CHILDREN OF HIROSHIMA – Special video art event in Venice, August the 9th 2017, 7 pm
This special video art night suggests even a conceptual path into video art and cinema, proposing a poly-focal investigation that focuses on the contemporary inheritances of the dramatic events of Hiroshima and Nagasaki of 1945.
The realistic work Kuroi Ame (Black Rain) of 1989 differs, for instance, from the didactic approach of the classic documentary. The director Shohei Imamura suggests a perspective shift adopting the victims’ point of view through the main character’s look on the genbaku, a Japanese word referring to the atomic blast.

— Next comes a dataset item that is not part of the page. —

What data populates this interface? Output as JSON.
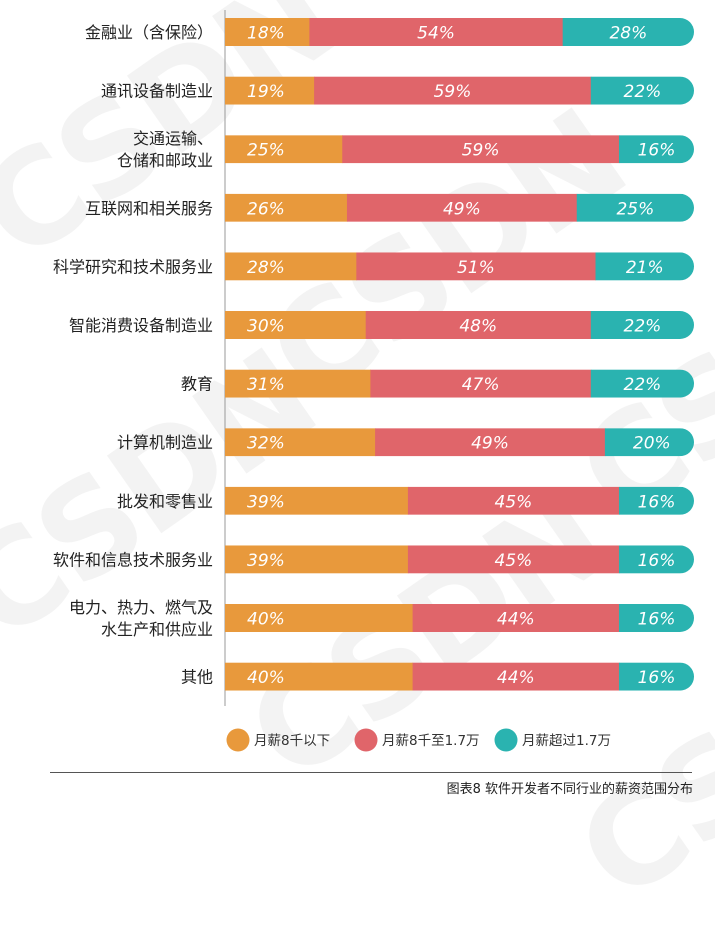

Children of Hiroshima (1952) – the first local movie after the US occupation – represents another meaningful example because it deals with the topic with a more expressive liberty, documenting the day of the explosion by way of a flashback in which the three archetypical images are present. Among them, the shadows on the walls allow us to outline a thread with the new wave of the Japanese horror film as a recent elaboration field and Kurosawa Kiyoshi is one of its main exponents. In particular, it is a formal choice, related to a new interest of the shadow iconography, that embodies the recycling of the Hiroshima trauma. In Kairo (2001) – an outstanding movie in our selection – Kurosawa stages an unforeseeable drama in the usual course of life during the Digital Age in which both spirits and human beings live as victims of solitude and loss of identity. Therefore, the reference to the Hiroshima imagery acts as a medium that universalizes the discourse about the human condition and about the individuals’ suffering and their remaining marks on the wall, their profile, their record.
For the occasion, the Children of Hiroshima serie by Elin O’Hara Slavick and the video-installative serie by Kailum Graves will be exposed.